As part of his familiarisation agenda with stakeholders in the film industry, newly appointed executive director of the National Film and Video Censors Board (NFVCB), Mr. Adedayo Thomas, has embarked on a tour of the South-West, particularly Lagos, the entertainment hub of Nigeria, where he held personal meetings with veterans like Chief Eddie Ugboma, Igwe Gabriel Okoye, aka Gabosky, and Mr. Mahmood Ali-Balogun among others.

Thomas also met with the leadership of associations such as Film and Video Producers & Marketers Association of Nigeria (FVPMAN), Yoruba Video Film Producers/Marketers Association of Nigeria (YVFPMAN), Association of Movie Producers (AMP), National Association of Nigerian Theatre Arts Practitioners (NANTAP) and Mr.
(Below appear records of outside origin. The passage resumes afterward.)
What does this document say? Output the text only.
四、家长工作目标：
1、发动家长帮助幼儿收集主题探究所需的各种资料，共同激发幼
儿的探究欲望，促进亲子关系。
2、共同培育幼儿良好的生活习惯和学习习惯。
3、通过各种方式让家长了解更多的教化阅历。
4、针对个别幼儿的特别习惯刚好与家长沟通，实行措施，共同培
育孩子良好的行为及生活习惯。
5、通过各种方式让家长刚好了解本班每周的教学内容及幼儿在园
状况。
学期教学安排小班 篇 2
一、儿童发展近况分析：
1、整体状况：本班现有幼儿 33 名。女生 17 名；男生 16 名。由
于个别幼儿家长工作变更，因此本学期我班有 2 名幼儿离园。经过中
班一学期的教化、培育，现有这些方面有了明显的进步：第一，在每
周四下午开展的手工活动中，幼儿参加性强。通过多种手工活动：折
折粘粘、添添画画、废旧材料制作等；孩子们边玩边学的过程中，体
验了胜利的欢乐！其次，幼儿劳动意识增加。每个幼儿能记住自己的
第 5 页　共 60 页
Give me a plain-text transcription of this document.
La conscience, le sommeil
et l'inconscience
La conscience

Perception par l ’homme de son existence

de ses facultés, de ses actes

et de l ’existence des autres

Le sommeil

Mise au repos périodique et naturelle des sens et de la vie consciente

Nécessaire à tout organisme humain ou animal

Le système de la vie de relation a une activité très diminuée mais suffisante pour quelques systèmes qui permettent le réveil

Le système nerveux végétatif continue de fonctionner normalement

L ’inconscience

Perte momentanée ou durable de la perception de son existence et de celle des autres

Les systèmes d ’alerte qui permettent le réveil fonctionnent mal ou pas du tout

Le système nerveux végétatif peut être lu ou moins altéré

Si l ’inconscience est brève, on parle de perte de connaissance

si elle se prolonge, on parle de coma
Bond Emeruwa, chairman of Audio-Visual Rights Society of Nigeria (AVRS).

It was an unusual kind of engagement for the new appointee who noted that it felt more responsible of him to visit the stakeholders individually and collectively, rather than wait for them to pay him the usual courtesy visit when a new helmsman assumes office.

"The E.D of Censors Board is in Abuja, I have come to you as Adedayo Thomas, and I'm glad to be back to my first constituency," the NFVCB chief said to his hosts.

He assured his hosts that his years of entrepreneurial practice and tutoring would be brought to bear, on the 'ailing' and N317million-indebted Censors Board he met on ground. "But I cannot do it alone. I lay no claim to total knowledge of the solutions to this aspect of film business. That is why I have come to you."

Thomas averred that government is not meant to kill creativity and businesses with its policies, but to give them the right grounds to fester. "Your successes as entrepreneurs are our success. When you make it big, all we need from you as government agency is 'little change' to survive," he said.

The NFVCB chief sued for cooperation of the film marketers and distributors with the Censors Board, decrying the present norm where by about 70 percent of films in circulation were not taken to the agency for censorship and classification.